The following contains minor spoilers for season four, episode six of ‘Star Trek: Discovery“(And vague discussion of episode seven).
There’s a little trend or tradition among Star Trek shows starting with The Next Generation. At some point around season three or four, the show finds its way and actually turns out to be good, if not great. This is of course not a phenomenon restricted to Trek, but only Trek has a specific name for it: grow the beard. This refers to Commanders William Riker and Benjamin Sisko, who both started their respective shows clean-shaven but grew beards by the time The Next Generation and Deep Space Nine got noticeably better. And Discovery might finally be ready to make its own metamorphosis, but instead of a beard, it’s a format change that gets fans talking.
One of the complaints about the first three seasons of Discovery – besides the somber tone of voice, the infallibility of Michael Burnham, and all that crying – was that they largely encompassed a more serial format in which each episode was another episode in a long ongoing plot. Sure, there were one-off adventures on occasion, but each episode was still tightly focused on the bigger story.
Season four started similarly, with the season premiere and second episode dedicated to building the new status quo of rebuilding the United Federation of Planets and introducing this season’s great threat: the Dark Matter Anomaly (DMA). In contrast to previous seasons, in which each episode would have focused on one step towards finding a solution, however, problem-solving has moved into the background and has a largely independent A-plot.
The shift was first seen in episode three, where Burnham and her crew are tasked with tracking down a rogue member of the Qowat Milat (as I described it to my Editor: Ninja Nuns). The DMA is more of a C-plot in this episode, with the B-plot position being occupied by the story of Gray Tal and his new Android body. In episode four, Tilly attempted to train and keep a group of Starfleet cadets alive (in a plot reminiscent of Voyager episodes).Learning curve‘ and ‘Good shepherd‘). In episode five, the crew was tasked with evacuating a planet threatened by the DMA. The anomaly may have been the driving force in the episode, but it was actually interchangeable with pretty much every other planetary threat, as the episode focused more on Michael’s struggle to free six prisoners on the surface.
In this week’s episode, Discovery travels into a subspace rift created by the DMA and runs aground, with the ship’s newly sentient AI unable to get the crew to safety. While the anomaly is again causing Discovery’s problems, it is again a replaceable threat. The episode’s real drive is problem solving to get the crew out and the personal battles of characters like Zora and Cleveland Booker.
Next week, the dark matter anomaly will come to the fore again, but that’s only logical, as episode 7 marks the approximate midpoint of the 13-part season as well as the end of our calendar year. It is not uncommon for many television shows to use this time to review their main storylines and take those storylines to the next phase. But it’s unusual for Discovery that it doesn’t present as clear a divide as in previous seasons: Season 1 went from the Klingon War to the Mirror Universe, Season 2 went from the Secret of the Red Angel to battling the evil AI controls. Next week’s episode represents a smoother transition than before.

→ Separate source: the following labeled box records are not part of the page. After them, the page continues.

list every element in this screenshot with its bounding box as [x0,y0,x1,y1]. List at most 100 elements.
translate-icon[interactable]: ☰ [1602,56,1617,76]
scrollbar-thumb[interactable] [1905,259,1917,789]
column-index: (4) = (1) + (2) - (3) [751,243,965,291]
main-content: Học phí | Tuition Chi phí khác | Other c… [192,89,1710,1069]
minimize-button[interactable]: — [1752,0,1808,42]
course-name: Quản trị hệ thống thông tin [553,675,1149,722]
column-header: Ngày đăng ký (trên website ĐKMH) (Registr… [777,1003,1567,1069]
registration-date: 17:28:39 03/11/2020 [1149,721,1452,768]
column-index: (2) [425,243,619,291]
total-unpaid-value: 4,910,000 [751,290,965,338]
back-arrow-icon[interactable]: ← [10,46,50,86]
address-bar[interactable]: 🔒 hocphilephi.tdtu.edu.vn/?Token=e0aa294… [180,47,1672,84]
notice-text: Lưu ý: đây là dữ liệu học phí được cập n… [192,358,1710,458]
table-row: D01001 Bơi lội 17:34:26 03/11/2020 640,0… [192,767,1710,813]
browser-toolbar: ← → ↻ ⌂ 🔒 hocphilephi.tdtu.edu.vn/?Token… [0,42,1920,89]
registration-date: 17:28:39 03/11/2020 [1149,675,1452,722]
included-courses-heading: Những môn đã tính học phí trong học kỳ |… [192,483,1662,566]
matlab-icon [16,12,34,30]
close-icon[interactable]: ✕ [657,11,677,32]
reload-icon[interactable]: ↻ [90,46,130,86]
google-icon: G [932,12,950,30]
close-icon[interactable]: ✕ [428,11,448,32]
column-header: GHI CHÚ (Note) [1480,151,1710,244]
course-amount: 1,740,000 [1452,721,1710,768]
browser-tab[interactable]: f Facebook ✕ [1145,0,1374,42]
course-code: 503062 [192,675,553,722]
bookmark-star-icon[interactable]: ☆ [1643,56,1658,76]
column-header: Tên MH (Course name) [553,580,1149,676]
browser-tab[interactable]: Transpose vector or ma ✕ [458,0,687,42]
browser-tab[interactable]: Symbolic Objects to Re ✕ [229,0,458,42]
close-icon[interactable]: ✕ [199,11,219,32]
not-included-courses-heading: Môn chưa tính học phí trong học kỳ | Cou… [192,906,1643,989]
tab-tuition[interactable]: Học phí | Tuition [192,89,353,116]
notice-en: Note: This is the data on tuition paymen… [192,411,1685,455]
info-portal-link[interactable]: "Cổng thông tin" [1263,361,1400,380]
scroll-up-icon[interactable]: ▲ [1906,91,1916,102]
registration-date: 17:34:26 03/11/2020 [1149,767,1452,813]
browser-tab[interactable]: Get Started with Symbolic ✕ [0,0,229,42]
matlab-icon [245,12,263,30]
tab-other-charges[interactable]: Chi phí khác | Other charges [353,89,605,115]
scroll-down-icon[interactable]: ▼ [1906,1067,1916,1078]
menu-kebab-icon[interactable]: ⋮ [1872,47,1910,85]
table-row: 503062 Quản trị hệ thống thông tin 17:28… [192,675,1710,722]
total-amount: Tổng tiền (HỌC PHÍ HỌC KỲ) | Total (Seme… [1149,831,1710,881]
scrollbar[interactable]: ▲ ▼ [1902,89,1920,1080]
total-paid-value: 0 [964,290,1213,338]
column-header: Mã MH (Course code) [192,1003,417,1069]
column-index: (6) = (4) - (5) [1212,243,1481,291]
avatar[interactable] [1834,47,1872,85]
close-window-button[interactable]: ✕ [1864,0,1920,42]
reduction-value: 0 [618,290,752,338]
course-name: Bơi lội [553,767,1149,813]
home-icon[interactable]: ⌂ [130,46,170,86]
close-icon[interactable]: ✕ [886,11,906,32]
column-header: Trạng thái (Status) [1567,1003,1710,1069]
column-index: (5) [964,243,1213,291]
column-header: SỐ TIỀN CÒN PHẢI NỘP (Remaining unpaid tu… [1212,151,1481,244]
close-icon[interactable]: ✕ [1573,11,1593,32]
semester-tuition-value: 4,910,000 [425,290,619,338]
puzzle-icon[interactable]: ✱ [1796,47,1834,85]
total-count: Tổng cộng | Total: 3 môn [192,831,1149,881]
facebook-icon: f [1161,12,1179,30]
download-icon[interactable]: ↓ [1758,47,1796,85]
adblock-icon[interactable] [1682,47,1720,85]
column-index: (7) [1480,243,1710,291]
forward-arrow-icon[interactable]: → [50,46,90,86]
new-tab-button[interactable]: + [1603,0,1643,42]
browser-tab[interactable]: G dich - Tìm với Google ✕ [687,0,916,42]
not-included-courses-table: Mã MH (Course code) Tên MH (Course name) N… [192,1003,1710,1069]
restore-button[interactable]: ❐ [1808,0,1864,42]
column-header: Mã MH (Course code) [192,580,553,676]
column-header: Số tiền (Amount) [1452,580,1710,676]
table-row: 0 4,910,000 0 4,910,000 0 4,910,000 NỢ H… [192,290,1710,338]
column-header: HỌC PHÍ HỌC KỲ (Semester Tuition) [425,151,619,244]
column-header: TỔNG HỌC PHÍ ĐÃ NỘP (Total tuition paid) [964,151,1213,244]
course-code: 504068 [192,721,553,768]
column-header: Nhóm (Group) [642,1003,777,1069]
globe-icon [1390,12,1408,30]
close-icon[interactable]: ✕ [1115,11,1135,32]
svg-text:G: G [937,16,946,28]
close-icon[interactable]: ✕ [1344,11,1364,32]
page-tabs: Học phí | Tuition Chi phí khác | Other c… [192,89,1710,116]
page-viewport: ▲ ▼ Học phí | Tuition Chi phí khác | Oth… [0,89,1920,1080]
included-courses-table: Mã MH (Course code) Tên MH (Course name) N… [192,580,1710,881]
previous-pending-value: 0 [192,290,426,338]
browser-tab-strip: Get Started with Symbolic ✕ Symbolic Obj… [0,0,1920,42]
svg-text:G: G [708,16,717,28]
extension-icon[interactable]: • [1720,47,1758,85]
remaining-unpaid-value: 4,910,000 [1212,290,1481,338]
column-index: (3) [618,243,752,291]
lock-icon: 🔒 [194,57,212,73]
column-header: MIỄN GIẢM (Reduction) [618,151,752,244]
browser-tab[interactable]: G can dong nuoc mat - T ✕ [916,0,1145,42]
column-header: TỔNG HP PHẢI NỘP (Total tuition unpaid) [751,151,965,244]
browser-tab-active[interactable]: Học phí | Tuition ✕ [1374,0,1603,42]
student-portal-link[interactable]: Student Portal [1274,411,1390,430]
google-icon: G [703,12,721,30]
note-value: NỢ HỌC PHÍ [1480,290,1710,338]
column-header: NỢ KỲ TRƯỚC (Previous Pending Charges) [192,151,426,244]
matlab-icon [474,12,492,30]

That smoothness is largely due to the fact that the ongoing storyline hasn’t been given as much time to flourish openly as it has gushed in the background, while the show instead focuses on character-building single-shot adventures. Standalone episodes can feel out of date at a time of streaming and binging where viewers can get their answers instantly, so not every single chapter has to appear “complete”. There’s no chance of being dissatisfied with the contents of an episode when the next is seconds away. Even shows that premiere week after week have fallen into the trap, provided that most viewers will enjoy the show later on anyway, and only the stubborn will see each rate as it falls.

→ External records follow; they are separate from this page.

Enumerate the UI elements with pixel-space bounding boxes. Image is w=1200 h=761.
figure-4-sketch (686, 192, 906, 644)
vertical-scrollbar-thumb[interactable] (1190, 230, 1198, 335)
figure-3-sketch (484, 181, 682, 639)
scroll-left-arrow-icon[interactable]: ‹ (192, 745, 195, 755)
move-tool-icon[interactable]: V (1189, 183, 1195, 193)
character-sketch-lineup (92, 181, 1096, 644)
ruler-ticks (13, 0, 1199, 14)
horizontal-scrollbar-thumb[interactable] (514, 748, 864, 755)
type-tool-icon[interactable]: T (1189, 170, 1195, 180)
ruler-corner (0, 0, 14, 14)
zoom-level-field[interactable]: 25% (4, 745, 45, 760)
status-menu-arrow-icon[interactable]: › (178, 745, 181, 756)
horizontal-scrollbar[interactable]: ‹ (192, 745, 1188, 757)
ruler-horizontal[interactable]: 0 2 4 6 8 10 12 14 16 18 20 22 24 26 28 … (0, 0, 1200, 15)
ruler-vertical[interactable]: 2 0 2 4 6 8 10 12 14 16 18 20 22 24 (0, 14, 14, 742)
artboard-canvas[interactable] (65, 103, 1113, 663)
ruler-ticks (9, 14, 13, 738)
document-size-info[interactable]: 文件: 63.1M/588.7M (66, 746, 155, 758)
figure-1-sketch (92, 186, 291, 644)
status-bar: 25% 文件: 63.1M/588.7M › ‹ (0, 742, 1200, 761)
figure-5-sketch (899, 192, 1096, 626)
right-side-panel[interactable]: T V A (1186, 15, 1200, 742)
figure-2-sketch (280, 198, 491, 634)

But for most of its existence, Star Trek has been a franchise for the die-hard. The people who can’t wait for the next episode, the people who read and write summaries on their favorite pop culture pages, and those who share theories on social media. Parent + has put a lot of its chips on the strength of this die-hard base and stacked its production schedule with five different Star Trek shows that seldom overlap, meaning a fan who wants to see it all ASAP must keep their Paramount + subscription all year round.

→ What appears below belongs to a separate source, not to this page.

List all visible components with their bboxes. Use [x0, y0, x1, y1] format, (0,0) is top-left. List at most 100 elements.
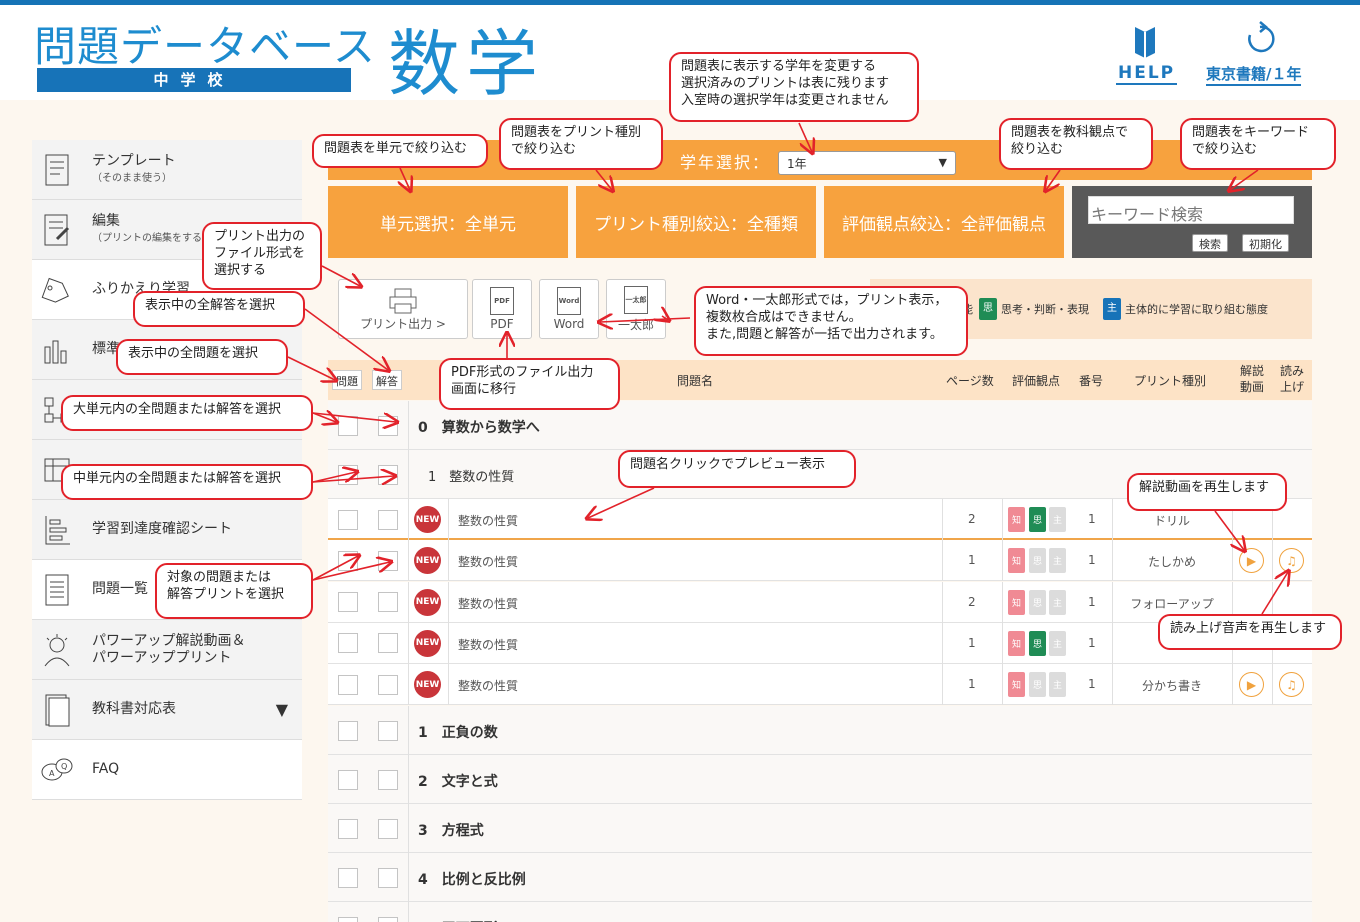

While fan complaints may have played a big role in Discovery’s decision to move to a more episodic format, a desire to keep fans hooked for the entire run of the show likely played an even bigger role. When Discovery was the only Star Trek show and one of Paramount + ‘few offer periods, it was common for viewers to sign up for a subscription only when they wanted to do something – sometimes even within the free week the service is offering to new customers . Shows like Lower Decks, Prodigy, and the upcoming Strange New Worlds are already running in a more episodic format, meaning that Discovery may have created a “hole” in an ongoing subscription for viewers, a chance for them, a break from Star Trek and paying to put in 6 dollars a month.
With an episodic show, it’s much harder to ignore while it’s on; Each episode provides a complete viewing experience, making the wait between episodes less of a nuisance. And when Discovery hits new worlds and new adventures every week, there’s something new to tell fans instead of rehashing the same old theories about the ongoing storyline over and over again until the end of the season. Star Trek was designed for episodic viewing only, and adopting the format will make it easier for Discovery to keep fans interested over time.